El conductor se bajó del coche, nervioso y pálido, llevándose las manos a la cabeza, no dando crédito a lo que acababa de ocurrir.
Pronto llegaron varias personas gritando y pidiendo auxilio.
Bea yacía inmóvil e inconsciente en el suelo.
Al fondo, se oían sirenas y se intuían unas luces azules intermitentes.
La ambulancia voló por la ciudad hasta el hospital. Bea presentaba un traumatismo craneoencefálico y sus constantes vitales eran débiles. En el hospital, un equipo médico, entre ellos Raúl, enfermero nuevo en la Unidad de Cuidados Intensivos, la estaban esperando. Tenían que estabilizarla.
Para Raúl, Bea era su primera paciente en la Unidad.
Raúl estuvo pendiente de ella durante los dos días siguientes mientras permaneció intubada y sedada.
En días posteriores, el equipo médico decidió empezar a bajarle el nivel de sedación a Bea, de forma progresiva. Estaba mejorando. Una tarde, medio dormida, postrada en la cama del hospital, hablaba y sonreía.

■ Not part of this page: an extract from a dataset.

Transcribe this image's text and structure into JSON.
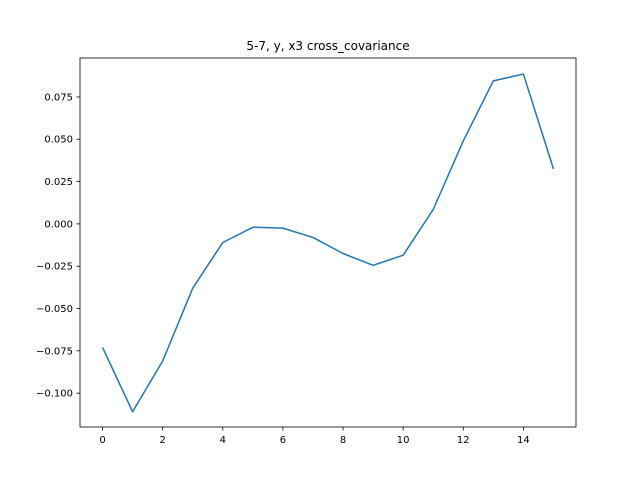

Raúl se aproximó a comprobar si estaba despierta. No lo estaba, pero decidió permanecer a su lado para intentar descifrar sus palabras. Sólo podía identificar dos de ellas: Julia y Mateo.
Raúl pensó que Bea aparentaba unos 50 años, al fijarse en su pelo canoso y en las pocas arrugas de su cara; si bien, sus ojeras y sus manos dejaban intuir que no había tenido una vida fácil.

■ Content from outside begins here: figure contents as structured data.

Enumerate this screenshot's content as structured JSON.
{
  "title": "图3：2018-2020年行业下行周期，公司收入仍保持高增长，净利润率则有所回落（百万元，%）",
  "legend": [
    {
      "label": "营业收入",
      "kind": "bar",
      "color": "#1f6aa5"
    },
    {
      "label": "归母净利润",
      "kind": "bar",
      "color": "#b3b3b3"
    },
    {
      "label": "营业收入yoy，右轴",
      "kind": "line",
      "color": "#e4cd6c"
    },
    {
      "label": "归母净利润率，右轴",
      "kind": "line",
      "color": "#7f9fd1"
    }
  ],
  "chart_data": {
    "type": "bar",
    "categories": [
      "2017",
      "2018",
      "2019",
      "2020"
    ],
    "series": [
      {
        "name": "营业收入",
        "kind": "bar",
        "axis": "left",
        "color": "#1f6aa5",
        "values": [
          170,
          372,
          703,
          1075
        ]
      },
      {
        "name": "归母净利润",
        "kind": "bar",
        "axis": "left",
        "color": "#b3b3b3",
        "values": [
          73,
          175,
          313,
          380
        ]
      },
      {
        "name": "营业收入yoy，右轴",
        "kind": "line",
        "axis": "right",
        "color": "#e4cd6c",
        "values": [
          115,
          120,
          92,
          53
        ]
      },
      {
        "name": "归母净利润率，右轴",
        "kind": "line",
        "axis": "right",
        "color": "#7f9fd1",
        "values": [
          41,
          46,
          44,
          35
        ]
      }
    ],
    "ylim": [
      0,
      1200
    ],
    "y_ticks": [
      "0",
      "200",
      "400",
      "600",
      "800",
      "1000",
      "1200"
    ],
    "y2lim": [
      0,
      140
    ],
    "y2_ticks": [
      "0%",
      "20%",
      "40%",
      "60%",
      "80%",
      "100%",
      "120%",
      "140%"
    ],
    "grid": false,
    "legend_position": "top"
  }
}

Raúl la miró de cerca y le acarició el pelo. En ese momento, Bea abrió sus ojos y, de nuevo, la luz blanca la cegó. Ella empezó a ponerse nerviosa y a agitarse. Las máquinas a las que estaba conectada empezaron a emitir sonidos dispares y, rápidamente, Raúl y su equipo le inyectaron un tranquilizante.
– Bea, estás en el hospital. Has sufrido un accidente de tráfico y has tenido un golpe importante en la cabeza. Necesitas descansar y confiar en nosotros para que te puedas recuperar lo antes posible – le dijo Raúl.

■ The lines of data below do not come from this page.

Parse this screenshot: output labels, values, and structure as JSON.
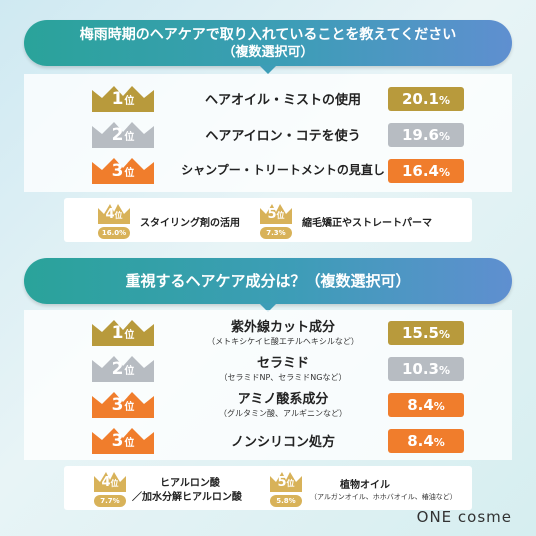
{
  "chart_data": [
    {
      "type": "bar",
      "title_line1": "梅雨時期のヘアケアで取り入れていることを教えてください",
      "title_line2": "（複数選択可）",
      "unit": "%",
      "rank_suffix": "位",
      "items": [
        {
          "rank": "1",
          "label": "ヘアオイル・ミストの使用",
          "value": 20.1,
          "value_text": "20.1"
        },
        {
          "rank": "2",
          "label": "ヘアアイロン・コテを使う",
          "value": 19.6,
          "value_text": "19.6"
        },
        {
          "rank": "3",
          "label": "シャンプー・トリートメントの見直し",
          "value": 16.4,
          "value_text": "16.4"
        },
        {
          "rank": "4",
          "label": "スタイリング剤の活用",
          "value": 16.0,
          "value_text": "16.0%"
        },
        {
          "rank": "5",
          "label": "縮毛矯正やストレートパーマ",
          "value": 7.3,
          "value_text": "7.3%"
        }
      ]
    },
    {
      "type": "bar",
      "title_line1": "重視するヘアケア成分は？（複数選択可）",
      "unit": "%",
      "rank_suffix": "位",
      "items": [
        {
          "rank": "1",
          "label": "紫外線カット成分",
          "sublabel": "（メトキシケイヒ酸エチルヘキシルなど）",
          "value": 15.5,
          "value_text": "15.5"
        },
        {
          "rank": "2",
          "label": "セラミド",
          "sublabel": "（セラミドNP、セラミドNGなど）",
          "value": 10.3,
          "value_text": "10.3"
        },
        {
          "rank": "3",
          "label": "アミノ酸系成分",
          "sublabel": "（グルタミン酸、アルギニンなど）",
          "value": 8.4,
          "value_text": "8.4"
        },
        {
          "rank": "3",
          "label": "ノンシリコン処方",
          "value": 8.4,
          "value_text": "8.4"
        },
        {
          "rank": "4",
          "label": "ヒアルロン酸",
          "label2": "／加水分解ヒアルロン酸",
          "value": 7.7,
          "value_text": "7.7%"
        },
        {
          "rank": "5",
          "label": "植物オイル",
          "sublabel": "（アルガンオイル、ホホバオイル、椿油など）",
          "value": 5.8,
          "value_text": "5.8%"
        }
      ]
    }
  ],
  "colors": {
    "gold": "#b89a3c",
    "silver": "#b7bcc2",
    "bronze": "#f07d2c",
    "minor": "#d8b259"
  },
  "brand": {
    "logo": "ONE cosme"
  }
}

Bea se calmó, cerró los ojos y agarró la mano del enfermero.
Al día siguiente, Bea abrió, de nuevo, sus ojos. Eran de color azul, azul casi transparente, podían hipnotizar a cualquiera. Durante unos segundos, Raúl, desde el otro lado de la sala, la miró. Sin saber el motivo él se fue acercando a ella sumergido en el azul de sus ojos. Según avanzaba, Raúl notaba un peso en el corazón. Era como si algo, sin definir, tirase de su propia voluntad.
Cuando estuvo a su lado, pudo sentir una mezcla de vulnerabilidad y soledad que le rompió el alma. Se dio cuenta de lo frágil que podía llegar a ser la vida.
Ese pequeño instante, esa compasión, hizo que las almas de Raúl y Bea se unieran para siempre.
Una semana después de su ingreso, Bea había mejorado significativamente. Raúl, al pie de su cama, la leía libros en voz alta, con la esperanza de aliviar su dolor.
En su estado, Bea, parecía ser feliz. En sus sueños, ella corría detrás de dos niños por el parque y un hombre al fondo le gritaba riéndose:
– Bea, no los cogerás. ¡Julia y Mateo corren más que tú!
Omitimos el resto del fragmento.